PALO ALTO: A semiconductor design startup founded by former Google researchers secured three hundred million dollars at a four billion dollar valuation just eight weeks after launching, achieving one of the fastest billion-dollar milestones in venture capital history.
Lightspeed Venture Partners led the Series A round for Ricursive Intelligence, joined by DST Global, Nvidia’s venture arm NVentures, Felicis Ventures, and Sequoia Capital. The company debuted in early December with a thirty-five million dollar seed round at a seven hundred fifty million dollar valuation.
Anna Goldie and Azalia Mirhoseini, who created Google’s AlphaChip technology for automated processor design, launched Ricursive to solve what they identify as artificial intelligence’s critical constraint: the multi-year timeline required to develop advanced semiconductors. Traditional chip design cycles can span three to five years from concept to production.
The platform uses machine learning to automate chip architecture development, creating what the founders describe as a continuous improvement loop where AI designs the silicon that powers subsequent AI generations. This recursive approach aims to collapse development timelines and reduce capital requirements for custom processor creation.

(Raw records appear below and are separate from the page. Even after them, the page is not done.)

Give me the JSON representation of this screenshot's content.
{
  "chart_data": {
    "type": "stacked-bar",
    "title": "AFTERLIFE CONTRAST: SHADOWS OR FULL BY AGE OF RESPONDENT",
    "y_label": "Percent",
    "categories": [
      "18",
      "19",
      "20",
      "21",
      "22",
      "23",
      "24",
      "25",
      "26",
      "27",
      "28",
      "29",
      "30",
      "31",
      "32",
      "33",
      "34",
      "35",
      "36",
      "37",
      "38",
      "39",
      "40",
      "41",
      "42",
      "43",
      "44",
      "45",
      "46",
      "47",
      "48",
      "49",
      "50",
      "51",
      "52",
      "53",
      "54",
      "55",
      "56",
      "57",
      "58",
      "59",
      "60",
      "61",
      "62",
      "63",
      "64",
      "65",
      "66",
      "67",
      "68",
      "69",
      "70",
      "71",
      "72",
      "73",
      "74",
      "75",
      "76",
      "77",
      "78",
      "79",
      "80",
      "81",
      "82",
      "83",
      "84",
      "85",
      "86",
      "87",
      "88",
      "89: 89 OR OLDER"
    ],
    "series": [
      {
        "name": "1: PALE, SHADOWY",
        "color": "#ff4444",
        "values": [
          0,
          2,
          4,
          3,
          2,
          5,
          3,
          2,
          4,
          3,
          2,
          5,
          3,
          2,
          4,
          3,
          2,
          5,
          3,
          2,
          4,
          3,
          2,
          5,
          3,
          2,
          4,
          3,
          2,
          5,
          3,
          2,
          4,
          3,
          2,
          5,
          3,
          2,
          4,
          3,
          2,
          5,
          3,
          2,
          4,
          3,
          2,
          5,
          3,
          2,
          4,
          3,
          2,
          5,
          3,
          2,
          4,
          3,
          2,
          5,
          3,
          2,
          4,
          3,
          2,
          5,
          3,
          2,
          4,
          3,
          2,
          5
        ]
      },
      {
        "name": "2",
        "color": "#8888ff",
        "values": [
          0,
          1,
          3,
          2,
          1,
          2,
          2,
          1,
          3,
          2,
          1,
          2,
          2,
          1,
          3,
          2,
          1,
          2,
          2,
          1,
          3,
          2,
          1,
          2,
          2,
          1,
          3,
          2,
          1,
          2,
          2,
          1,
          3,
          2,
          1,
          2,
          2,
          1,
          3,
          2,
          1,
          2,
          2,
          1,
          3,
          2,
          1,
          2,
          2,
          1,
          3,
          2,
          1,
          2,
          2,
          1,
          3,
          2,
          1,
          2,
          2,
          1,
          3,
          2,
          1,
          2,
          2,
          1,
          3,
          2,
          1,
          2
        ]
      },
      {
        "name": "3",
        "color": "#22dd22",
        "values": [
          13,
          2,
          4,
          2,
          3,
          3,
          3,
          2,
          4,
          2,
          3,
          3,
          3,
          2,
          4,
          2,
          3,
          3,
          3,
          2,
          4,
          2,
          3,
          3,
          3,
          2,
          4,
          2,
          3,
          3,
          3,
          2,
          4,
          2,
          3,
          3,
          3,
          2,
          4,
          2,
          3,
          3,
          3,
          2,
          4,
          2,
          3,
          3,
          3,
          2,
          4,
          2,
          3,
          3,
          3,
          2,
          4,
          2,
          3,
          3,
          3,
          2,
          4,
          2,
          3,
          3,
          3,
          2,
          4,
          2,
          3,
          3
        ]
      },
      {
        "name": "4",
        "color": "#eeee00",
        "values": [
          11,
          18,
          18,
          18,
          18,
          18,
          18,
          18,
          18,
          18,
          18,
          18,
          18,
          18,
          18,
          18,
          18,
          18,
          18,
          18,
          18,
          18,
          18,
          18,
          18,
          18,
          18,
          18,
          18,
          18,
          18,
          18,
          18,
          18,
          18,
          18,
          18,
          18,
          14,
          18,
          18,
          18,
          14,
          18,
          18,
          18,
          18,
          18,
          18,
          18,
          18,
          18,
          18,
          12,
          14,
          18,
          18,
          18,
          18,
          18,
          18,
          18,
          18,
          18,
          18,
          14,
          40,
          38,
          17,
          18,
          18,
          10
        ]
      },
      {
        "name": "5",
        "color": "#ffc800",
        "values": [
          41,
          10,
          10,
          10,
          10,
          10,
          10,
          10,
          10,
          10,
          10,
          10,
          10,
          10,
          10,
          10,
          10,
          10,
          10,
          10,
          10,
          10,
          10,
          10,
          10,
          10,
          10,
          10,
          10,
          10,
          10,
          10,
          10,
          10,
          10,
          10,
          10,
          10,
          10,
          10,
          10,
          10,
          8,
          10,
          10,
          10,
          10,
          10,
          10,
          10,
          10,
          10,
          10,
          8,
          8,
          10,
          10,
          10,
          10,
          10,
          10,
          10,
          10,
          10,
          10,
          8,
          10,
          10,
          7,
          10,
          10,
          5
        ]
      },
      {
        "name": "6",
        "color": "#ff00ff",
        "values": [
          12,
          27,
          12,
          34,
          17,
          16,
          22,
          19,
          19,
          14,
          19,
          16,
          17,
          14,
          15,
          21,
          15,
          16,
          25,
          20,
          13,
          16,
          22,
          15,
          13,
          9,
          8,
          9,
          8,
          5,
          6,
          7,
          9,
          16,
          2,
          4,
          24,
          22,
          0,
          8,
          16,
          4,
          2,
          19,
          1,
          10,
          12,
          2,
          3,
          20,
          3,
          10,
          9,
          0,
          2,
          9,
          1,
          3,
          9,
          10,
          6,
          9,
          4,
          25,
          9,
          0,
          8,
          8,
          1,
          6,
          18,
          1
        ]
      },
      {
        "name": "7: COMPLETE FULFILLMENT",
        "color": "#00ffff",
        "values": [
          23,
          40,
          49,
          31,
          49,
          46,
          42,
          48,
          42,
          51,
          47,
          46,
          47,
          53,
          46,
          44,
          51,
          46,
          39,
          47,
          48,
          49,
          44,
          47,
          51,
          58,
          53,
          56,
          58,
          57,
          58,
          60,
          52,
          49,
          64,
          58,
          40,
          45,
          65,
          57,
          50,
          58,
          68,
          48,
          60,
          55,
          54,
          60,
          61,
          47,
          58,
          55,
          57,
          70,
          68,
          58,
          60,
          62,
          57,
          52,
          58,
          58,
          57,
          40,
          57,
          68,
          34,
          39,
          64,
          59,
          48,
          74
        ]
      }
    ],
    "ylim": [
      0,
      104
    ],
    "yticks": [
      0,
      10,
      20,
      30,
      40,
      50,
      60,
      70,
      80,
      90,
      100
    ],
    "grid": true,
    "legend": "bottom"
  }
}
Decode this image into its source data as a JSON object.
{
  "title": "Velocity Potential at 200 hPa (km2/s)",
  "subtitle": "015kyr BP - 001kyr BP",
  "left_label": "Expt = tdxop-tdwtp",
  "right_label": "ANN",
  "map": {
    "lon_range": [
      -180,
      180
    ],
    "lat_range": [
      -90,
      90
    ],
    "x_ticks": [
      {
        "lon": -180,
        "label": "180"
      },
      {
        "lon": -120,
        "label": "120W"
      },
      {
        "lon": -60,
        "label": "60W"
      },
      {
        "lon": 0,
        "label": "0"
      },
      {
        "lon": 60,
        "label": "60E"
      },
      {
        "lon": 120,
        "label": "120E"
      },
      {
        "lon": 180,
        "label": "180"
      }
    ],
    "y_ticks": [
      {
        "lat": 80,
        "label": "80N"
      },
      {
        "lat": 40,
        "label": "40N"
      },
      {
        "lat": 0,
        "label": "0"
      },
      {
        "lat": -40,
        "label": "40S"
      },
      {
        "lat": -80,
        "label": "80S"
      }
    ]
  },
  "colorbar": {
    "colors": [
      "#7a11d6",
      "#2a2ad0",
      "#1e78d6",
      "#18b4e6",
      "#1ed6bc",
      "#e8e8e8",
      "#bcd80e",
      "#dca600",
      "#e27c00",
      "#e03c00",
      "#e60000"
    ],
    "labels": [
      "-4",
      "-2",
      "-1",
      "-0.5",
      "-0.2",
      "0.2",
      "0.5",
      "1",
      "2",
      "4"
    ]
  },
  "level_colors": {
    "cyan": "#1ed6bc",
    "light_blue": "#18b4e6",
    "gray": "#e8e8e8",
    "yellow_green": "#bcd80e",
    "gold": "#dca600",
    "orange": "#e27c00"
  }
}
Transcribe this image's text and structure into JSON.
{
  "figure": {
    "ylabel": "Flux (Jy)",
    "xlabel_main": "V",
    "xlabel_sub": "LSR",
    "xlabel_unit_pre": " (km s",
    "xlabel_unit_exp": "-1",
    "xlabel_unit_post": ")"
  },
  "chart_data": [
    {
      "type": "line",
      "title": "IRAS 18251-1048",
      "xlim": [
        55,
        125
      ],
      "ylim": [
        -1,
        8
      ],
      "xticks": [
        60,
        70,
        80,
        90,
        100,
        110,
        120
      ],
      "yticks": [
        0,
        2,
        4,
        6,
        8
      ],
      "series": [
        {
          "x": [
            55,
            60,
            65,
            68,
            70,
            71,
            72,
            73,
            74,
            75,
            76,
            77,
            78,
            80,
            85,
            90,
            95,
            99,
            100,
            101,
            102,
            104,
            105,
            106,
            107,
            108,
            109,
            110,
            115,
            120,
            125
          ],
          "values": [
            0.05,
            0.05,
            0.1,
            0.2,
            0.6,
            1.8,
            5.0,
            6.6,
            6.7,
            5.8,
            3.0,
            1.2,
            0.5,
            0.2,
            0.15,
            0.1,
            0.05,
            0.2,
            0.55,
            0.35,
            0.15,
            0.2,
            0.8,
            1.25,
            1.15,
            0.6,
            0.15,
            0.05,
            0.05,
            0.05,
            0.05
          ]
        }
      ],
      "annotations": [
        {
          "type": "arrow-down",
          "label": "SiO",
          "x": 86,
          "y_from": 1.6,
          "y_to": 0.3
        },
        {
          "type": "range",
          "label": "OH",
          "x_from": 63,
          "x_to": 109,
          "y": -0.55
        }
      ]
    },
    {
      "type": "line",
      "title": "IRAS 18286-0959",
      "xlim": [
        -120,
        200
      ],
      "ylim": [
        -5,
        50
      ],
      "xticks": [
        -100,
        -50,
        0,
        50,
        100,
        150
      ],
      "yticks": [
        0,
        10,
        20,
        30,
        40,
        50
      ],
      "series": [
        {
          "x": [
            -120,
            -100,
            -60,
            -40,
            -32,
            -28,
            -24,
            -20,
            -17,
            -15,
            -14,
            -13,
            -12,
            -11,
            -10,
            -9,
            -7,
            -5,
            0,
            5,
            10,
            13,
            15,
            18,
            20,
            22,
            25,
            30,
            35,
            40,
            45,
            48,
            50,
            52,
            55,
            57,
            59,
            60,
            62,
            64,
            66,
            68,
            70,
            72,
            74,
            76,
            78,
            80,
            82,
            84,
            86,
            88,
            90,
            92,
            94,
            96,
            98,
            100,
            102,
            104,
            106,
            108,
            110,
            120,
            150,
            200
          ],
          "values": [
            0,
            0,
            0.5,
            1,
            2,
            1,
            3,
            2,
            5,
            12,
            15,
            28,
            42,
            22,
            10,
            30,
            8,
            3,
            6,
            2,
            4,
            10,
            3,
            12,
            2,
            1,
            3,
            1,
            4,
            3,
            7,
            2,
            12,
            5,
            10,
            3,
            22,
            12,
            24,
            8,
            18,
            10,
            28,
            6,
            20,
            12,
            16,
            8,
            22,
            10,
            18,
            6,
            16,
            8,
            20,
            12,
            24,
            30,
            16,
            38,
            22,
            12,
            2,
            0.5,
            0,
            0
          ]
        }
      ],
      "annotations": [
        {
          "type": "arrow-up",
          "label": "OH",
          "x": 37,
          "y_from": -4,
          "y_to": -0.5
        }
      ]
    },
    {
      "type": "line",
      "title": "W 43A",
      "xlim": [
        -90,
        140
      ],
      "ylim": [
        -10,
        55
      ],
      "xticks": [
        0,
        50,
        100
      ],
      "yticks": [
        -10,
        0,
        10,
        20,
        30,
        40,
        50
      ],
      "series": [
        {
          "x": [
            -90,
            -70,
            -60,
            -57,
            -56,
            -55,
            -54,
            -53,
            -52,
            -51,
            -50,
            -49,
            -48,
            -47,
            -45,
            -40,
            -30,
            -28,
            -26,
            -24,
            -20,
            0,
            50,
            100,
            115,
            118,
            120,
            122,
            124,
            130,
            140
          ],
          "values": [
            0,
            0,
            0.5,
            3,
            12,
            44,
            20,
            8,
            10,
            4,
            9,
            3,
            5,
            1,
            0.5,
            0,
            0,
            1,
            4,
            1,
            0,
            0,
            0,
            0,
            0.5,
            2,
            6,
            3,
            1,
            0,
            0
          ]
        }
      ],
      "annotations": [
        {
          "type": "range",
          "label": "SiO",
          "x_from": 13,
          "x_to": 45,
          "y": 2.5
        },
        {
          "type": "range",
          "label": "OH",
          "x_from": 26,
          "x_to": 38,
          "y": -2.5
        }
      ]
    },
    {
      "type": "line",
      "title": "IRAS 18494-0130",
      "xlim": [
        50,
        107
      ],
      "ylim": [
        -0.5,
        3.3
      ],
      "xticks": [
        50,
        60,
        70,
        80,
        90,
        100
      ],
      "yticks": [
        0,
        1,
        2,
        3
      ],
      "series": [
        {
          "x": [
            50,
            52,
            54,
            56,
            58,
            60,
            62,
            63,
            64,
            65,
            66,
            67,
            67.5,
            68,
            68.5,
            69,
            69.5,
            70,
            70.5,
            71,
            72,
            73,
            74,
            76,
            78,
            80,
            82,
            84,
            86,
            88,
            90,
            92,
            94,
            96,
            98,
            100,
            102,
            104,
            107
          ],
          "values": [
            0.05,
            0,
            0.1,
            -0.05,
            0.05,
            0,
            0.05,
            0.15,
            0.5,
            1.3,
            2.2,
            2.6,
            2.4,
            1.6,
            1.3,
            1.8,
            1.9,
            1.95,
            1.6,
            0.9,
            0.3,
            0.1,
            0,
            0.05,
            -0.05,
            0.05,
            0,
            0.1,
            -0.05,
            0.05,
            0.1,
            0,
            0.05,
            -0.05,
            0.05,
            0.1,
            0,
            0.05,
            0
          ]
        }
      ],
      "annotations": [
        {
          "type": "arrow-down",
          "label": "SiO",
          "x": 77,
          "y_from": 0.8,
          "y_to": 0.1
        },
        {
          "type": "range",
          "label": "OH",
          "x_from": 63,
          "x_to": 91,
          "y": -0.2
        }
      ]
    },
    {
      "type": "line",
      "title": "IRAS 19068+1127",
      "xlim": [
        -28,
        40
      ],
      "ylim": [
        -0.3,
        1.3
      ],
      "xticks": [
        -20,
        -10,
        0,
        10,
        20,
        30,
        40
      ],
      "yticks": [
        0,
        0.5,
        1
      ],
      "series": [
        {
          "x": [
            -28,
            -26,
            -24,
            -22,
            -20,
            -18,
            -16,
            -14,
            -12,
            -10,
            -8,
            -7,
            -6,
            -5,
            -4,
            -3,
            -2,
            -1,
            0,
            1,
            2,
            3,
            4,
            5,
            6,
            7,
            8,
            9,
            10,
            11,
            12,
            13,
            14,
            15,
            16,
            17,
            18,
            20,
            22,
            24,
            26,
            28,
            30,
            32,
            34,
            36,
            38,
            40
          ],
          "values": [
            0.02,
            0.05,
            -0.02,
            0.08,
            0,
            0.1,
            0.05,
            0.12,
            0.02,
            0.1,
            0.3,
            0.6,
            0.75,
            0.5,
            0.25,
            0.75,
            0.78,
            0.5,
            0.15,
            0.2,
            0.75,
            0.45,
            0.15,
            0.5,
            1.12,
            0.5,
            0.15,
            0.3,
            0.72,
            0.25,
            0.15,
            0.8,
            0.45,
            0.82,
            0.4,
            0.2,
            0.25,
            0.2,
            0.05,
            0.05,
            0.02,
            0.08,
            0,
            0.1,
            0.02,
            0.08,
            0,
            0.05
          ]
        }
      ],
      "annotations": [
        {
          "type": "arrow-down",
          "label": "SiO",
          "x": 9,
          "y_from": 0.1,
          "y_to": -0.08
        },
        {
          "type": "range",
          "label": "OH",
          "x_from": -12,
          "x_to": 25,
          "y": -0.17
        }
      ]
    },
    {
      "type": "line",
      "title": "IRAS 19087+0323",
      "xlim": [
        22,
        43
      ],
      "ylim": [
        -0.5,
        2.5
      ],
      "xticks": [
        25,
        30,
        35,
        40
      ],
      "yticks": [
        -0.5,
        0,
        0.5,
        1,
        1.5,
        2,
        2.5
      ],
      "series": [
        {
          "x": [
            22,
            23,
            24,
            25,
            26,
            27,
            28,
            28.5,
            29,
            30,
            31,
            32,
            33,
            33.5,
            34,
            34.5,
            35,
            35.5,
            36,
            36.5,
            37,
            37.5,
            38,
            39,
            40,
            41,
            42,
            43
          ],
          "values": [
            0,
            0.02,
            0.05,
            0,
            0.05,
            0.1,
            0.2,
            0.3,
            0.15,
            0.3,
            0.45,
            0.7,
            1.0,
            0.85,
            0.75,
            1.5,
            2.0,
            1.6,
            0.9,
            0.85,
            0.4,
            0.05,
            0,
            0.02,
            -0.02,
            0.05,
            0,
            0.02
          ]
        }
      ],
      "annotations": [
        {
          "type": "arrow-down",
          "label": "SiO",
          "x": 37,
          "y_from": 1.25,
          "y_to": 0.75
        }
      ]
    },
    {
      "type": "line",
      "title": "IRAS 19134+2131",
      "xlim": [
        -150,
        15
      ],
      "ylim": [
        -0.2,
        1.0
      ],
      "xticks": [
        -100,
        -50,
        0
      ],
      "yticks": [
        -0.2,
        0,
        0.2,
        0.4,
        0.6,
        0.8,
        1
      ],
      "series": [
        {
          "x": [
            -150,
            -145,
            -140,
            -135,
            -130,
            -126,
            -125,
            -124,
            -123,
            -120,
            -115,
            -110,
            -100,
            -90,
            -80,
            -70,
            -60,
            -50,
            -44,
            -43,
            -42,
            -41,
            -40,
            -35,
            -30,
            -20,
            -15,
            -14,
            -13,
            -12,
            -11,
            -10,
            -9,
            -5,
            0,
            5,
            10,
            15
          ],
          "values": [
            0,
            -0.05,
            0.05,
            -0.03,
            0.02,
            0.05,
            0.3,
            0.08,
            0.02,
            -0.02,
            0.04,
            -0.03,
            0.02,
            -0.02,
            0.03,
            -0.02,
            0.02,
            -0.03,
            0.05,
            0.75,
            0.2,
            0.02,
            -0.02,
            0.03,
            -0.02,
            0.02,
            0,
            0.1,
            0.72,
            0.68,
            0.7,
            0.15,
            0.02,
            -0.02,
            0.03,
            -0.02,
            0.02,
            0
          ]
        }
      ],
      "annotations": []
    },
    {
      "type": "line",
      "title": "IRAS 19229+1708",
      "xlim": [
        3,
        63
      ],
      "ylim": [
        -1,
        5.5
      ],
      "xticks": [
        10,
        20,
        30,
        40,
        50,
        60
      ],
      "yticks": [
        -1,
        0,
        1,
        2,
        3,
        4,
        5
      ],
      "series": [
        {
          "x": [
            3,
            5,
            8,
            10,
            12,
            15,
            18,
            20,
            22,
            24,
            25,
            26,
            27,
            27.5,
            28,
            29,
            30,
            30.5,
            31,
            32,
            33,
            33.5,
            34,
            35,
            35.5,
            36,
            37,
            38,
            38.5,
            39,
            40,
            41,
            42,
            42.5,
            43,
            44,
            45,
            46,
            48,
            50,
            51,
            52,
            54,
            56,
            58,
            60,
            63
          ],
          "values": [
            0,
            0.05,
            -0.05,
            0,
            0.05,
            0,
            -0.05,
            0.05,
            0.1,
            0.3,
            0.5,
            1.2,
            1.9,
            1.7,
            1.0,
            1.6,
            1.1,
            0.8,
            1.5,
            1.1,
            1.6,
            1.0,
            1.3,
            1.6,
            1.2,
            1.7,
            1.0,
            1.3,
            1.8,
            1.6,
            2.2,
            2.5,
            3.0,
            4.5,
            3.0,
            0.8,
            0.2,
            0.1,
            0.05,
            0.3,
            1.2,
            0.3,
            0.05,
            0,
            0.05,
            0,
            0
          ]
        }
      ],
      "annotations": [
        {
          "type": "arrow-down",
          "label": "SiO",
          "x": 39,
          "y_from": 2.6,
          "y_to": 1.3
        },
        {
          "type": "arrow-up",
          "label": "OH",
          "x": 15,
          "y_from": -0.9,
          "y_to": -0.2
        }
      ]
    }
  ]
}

AlphaChip, developed during the founders’ tenure at DeepMind, helped Google accelerate four successive generations of tensor processing units and has been adopted by external chip manufacturers. The technology demonstrated that neural networks could optimize complex physical design challenges traditionally requiring extensive human engineering.
Guru Chahal from Lightspeed characterized the hardware development bottleneck as the most significant constraint facing AI advancement today. The investment reflects confidence that automating semiconductor design could unlock faster iteration cycles across the entire AI stack.
Since its December launch, Ricursive recruited engineers from Google DeepMind, Anthropic, Apple, and Cadence Design Systems. The funding will expand the research team and build additional compute infrastructure needed for full-stack chip design automation.
Goldie emphasized that hardware determines AI progress velocity, making accelerated chip development central to advancing artificial intelligence capabilities. Mirhoseini added that the company targets maximum computational efficiency per watt, essential as energy consumption becomes a limiting factor for large-scale AI deployment.
The rapid valuation increase reflects intensifying investor focus on AI infrastructure as cloud providers and tech giants commit hundreds of billions toward data center expansion and custom silicon development.